Woman touted as Obamacare success story learns she can’t afford coverage

Woman touted as Obamacare success story learns she can’t afford coverage

A 48-year-old self-employed court reporter referenced by President Barack Obama as a beneficiary of his Affordable Care Act during a recent address has learned that she’s one of the latest Americans to be duped by another Obamacare false promise.

Photo from Google+

From the White House rose garden late last month, Pres. Obama read a letter he received from Jessica Sanford, a Washington state single mom who had recently found out that the president’s hallmark health care plan would cost her a fraction of what she previously paid to cover herself and her son.

“I am a single mom. No child support, self-employed and I haven't had insurance for 15 years because it's too expensive. My son has ADHD and requires regular doctor visits and his meds alone cost $250 per month,” Obama quoted from Sanford’s note. “Now finally, we get to have coverage because of the ACA for $169 per month. I was crying the other day when I signed up, so much stress lifted.”

Unfortunately for Sanford, that stress-free experience was rather short-lived. It has now been reported that shortly after she sent that letter to the president, Sanford was informed that a glitch on the Washington state exchange and enrollment website caused the cost of coverage to be grossly under-estimated. According to CNN, Sanford was one of thousands of Washingtonians who was later told that the fault website miscalculated her cost and erroneously informed her that she qualified for a hefty tax credit.

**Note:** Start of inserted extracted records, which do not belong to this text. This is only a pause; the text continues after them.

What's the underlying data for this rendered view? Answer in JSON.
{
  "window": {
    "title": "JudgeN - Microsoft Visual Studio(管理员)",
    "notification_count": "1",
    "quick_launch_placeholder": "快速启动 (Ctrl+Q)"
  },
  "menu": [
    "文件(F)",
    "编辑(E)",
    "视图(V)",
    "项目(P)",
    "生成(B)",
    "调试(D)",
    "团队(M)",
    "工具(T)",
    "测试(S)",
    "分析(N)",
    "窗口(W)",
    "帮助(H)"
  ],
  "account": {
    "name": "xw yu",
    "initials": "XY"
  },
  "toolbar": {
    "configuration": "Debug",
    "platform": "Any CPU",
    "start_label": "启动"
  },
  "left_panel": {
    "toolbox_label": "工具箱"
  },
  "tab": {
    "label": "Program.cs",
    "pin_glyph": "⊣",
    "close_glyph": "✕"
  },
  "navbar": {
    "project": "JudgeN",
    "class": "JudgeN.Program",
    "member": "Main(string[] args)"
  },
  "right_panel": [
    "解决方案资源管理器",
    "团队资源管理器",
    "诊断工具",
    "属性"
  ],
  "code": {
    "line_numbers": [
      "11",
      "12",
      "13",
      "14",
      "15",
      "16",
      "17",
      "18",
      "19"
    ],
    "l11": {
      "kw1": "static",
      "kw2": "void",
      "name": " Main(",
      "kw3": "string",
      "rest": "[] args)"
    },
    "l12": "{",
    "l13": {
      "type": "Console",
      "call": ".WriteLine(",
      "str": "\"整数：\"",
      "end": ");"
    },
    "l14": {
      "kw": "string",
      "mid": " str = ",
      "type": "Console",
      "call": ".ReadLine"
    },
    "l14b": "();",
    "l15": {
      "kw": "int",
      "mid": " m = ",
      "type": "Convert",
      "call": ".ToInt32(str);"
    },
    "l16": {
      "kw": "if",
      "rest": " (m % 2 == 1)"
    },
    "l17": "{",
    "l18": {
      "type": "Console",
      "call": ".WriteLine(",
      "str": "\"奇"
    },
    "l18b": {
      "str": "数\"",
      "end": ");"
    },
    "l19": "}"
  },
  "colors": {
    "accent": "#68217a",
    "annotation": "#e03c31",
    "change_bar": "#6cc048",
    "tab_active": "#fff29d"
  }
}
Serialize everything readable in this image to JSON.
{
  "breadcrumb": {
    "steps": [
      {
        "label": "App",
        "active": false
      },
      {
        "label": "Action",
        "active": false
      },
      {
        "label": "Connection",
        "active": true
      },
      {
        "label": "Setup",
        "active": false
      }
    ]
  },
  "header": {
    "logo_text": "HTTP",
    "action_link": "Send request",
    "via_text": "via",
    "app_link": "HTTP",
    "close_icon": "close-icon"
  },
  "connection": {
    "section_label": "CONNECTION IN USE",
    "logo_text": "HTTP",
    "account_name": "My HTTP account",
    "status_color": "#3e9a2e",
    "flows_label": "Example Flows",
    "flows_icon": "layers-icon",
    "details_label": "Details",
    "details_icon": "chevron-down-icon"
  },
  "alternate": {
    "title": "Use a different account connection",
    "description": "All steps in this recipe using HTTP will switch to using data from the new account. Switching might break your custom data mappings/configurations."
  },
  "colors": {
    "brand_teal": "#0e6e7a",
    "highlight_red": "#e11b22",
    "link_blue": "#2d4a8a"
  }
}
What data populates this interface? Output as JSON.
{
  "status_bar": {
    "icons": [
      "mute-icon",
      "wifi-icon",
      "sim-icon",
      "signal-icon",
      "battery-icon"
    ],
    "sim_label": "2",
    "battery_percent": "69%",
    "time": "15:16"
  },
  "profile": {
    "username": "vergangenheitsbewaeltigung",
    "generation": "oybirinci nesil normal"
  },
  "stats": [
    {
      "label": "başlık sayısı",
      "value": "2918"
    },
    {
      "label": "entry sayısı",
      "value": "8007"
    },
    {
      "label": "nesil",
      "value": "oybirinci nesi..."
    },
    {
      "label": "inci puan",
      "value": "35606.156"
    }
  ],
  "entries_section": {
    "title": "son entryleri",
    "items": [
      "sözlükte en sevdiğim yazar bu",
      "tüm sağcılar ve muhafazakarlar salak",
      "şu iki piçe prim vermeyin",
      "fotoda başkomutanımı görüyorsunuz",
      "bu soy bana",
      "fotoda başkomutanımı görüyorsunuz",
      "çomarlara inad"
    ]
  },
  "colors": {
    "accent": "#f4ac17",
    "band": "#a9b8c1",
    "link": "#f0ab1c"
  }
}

"The Exchange would like to sincerely apologize to Jessica Sanford and all those affected in Washington State by this error," Washington Health Benefit Exchange CEO Richard Onizuka said in a statement provided to the network. "Unfortunately, Jessica Sanford is one of the individuals who is affected by this tax credit miscalculation.”

Sanford reached out to CNN and said she likely won’t be signing-up for healthcare under the ACA because the actual cost of coverage for her and her son would be nowhere near as low as she was originally told.

US President Barack Obama.(AFP Photo / Saul Loeb)

"I'm not getting insurance unless I pay more money than I'm willing to pay," Sanford said. “I've always been in this middle place. I make too much but I don't make enough."

In response, White House press secretary Jay Carney said, "We are certainly sorry as we can be that Jessica is one of the folks that has been affected by this.” As weeks’ worth of news articles have indicated, however, Ms. Sanford is far from the only American upset with the ACA. Not only were Washington state residents who attempted to buy coverage during the first 23 days of the website’s launch offered inaccurate figures, but glitches on the national website have made the president’s hallmark plan the laughing stock of his administration so far.

According to a ABC News/Washington Post poll released on Tuesday this week, Americans disapprove of Obama’s handling of the act’s implementation by roughly 2-to-1, and a majority of the public — 57 percent —opposes the law overall.